Across the UK financial services landscape, a quiet crisis has been building for years. Millions of customers have moved home and lost touch with their pension providers, insurers, and investment managers. The assets they left behind now total a staggering £31.1 billion in unclaimed pensions alone, according to the latest industry estimates. And the problem is accelerating.

£31.1bnUnclaimed pensions
3.3mLost customers
60%Growth since 2018

The Scale of the Problem

An estimated 3.3 million customers in the UK are classified as "gone away" by their financial services providers. These are individuals who have moved address without informing their pension fund, insurer, or savings provider. The provider has no current means of contacting them, and the customer may have forgotten the account even exists.

The Pensions Policy Institute has documented that the volume of unclaimed pension assets has grown by roughly 60% since 2018. As people change jobs more frequently and auto-enrolment creates new pension pots with every employer, the fragmentation of pension savings only gets worse. The average UK worker will hold 11 jobs over their career, potentially creating 11 separate pension pots, many of which will be forgotten.

Why Customers Don't Notify Providers

When somebody moves house, they face an enormous administrative burden. They need to update their address with the council, the DVLA, their GP, utility providers, banks, broadband suppliers, and more. Research suggests that the average mover needs to notify around 14 separate organisations of their change of address.

In that context, a pension scheme they joined three employers ago, or a life insurance policy arranged through a previous mortgage, simply doesn't make the list. It isn't a conscious decision to abandon the account; it's a natural consequence of the sheer volume of administrative tasks that come with moving home. The provider slips to the bottom of the priority list and eventually drops off entirely.

The Impact on Financial Services Firms

For providers, gone-away customers create a cascade of operational and financial problems. Every piece of returned mail costs money. Attempts to trace customers through traditional channels, such as letter forwarding or skip-tracing agencies, are expensive and have declining success rates. Meanwhile, the firm continues to administer the account, invest the assets, and produce regulatory correspondence that never reaches the customer.

The cost of maintaining gone-away accounts adds up. Industry estimates suggest that the annual cost of administering unreachable customers runs into hundreds of millions of pounds across the sector. These costs are ultimately borne by all customers through higher charges and reduced service levels.

More critically, gone-away customers represent a missed opportunity. Many of these individuals hold assets that could be consolidated, re-engaged, or cross-sold into more appropriate products. Instead, they sit dormant, generating cost but no value for either the customer or the firm.

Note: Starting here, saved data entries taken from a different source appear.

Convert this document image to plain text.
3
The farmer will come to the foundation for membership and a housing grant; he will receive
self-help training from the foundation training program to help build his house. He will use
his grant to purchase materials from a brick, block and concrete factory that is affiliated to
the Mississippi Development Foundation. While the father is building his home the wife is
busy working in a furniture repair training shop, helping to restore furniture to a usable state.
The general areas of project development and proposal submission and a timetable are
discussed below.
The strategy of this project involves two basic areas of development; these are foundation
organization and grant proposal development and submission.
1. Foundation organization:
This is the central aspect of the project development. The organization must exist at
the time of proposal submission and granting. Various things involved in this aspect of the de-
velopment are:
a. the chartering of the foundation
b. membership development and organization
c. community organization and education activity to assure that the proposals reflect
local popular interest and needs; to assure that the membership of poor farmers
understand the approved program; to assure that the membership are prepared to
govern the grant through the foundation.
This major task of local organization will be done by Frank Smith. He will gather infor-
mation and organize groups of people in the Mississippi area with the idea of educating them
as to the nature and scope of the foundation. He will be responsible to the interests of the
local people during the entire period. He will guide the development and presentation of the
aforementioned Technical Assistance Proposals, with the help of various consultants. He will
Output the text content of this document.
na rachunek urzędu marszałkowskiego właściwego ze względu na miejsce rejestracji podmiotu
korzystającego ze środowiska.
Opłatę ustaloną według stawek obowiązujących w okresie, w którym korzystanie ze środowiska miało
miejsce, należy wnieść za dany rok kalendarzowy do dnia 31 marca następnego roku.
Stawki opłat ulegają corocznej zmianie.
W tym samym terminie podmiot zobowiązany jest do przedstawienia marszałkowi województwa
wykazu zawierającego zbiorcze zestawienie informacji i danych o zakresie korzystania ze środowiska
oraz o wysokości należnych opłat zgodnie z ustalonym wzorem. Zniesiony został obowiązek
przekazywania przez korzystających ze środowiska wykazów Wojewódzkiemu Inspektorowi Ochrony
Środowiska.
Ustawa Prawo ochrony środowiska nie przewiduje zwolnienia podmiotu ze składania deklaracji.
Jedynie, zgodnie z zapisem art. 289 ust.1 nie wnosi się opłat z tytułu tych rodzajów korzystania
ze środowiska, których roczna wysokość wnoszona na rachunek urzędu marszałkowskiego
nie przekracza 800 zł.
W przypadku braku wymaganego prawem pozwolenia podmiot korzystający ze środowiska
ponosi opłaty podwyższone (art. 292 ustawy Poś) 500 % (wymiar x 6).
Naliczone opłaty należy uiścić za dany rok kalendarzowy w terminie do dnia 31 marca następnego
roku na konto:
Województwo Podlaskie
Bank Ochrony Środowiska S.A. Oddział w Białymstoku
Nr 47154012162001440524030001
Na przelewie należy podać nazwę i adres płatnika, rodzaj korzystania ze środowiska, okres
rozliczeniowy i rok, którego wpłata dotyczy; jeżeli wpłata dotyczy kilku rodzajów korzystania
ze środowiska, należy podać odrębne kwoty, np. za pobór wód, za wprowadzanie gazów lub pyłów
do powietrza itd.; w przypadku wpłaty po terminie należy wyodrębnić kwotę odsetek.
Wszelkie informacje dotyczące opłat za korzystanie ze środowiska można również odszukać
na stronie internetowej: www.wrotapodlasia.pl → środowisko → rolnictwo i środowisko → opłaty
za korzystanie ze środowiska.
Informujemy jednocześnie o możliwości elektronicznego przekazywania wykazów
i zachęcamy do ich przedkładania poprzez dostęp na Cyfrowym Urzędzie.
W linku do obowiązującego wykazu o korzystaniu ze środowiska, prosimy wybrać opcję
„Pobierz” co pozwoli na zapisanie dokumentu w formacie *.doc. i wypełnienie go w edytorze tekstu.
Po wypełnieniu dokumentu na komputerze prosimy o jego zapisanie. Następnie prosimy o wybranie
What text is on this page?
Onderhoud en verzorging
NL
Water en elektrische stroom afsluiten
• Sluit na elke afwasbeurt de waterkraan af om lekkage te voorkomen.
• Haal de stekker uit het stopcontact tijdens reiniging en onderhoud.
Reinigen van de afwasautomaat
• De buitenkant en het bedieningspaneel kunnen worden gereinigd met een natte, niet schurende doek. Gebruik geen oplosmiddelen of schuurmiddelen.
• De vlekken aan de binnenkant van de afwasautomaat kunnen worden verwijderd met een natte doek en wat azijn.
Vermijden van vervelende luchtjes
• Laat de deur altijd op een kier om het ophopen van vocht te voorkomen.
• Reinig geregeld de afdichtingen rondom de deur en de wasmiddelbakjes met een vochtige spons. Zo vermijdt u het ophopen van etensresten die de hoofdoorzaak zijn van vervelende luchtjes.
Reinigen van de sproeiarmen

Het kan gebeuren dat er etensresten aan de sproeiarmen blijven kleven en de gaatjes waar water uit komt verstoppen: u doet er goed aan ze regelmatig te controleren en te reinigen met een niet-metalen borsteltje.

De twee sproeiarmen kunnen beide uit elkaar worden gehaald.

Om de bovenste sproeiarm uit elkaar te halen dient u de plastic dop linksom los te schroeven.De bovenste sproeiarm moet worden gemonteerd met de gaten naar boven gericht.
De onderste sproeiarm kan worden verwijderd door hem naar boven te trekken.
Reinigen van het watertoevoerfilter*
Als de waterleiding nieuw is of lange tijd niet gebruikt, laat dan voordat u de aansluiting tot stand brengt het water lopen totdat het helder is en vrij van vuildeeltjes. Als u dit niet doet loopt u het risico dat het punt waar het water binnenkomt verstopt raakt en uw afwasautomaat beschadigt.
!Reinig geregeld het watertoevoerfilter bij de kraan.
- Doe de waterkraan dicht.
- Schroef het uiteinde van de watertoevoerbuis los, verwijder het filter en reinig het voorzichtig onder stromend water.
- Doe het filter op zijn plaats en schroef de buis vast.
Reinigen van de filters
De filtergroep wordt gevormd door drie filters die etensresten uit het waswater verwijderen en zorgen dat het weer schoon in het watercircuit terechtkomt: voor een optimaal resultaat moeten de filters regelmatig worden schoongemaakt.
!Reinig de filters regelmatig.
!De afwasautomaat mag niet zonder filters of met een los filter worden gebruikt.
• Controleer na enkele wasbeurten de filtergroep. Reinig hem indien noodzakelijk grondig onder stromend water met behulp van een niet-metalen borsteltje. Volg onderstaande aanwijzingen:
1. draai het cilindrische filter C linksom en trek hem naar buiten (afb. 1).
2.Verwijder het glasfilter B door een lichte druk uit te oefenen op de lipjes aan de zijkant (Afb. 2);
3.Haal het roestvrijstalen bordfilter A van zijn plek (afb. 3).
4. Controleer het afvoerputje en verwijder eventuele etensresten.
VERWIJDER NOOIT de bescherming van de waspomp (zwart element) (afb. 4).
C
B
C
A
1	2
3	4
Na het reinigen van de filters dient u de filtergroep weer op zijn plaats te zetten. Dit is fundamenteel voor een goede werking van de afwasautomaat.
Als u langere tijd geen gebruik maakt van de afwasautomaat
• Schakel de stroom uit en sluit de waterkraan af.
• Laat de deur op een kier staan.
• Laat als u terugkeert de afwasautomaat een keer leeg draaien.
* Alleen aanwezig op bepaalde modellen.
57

Regulatory Pressure Is Mounting

The regulatory environment is also tightening. The Dormant Assets Act 2022 expanded the scope of assets that can be transferred to the dormant assets fund, putting pressure on firms to make genuine efforts to reconnect with lost customers before accounts are swept up.

The FCA's Consumer Duty, which came into force in July 2023, requires firms to deliver good outcomes for customers. Holding assets for individuals you cannot contact, and making no meaningful effort to find them, sits uncomfortably with the duty's requirements for firms to act in good faith and support customers' financial objectives.

Together, these regulatory shifts mean that a passive approach to gone-away customers is no longer tenable. Firms that fail to address the issue risk both regulatory scrutiny and the reputational damage that comes with holding billions in assets belonging to people they've lost touch with.

The Window for Action

The gone-away problem is solvable, but only with the right data at the right time. Traditional tracing methods rely on credit reference agency data, which can lag behind a customer's actual move by six to eight weeks. By the time the data arrives, the customer has settled in, the urgency of updating their records has passed, and the reconnection window has closed.

Real-time move data, captured at the point of tenancy agreement or property completion, offers a fundamentally different approach. By knowing when a customer moves and where they've gone within days rather than months, firms can reach out while the customer is still in "admin mode" and receptive to updating their details.

The £31 billion gone-away crisis didn't appear overnight, and it won't be solved overnight. But with the right data infrastructure, firms can start reversing the trend, one customer at a time.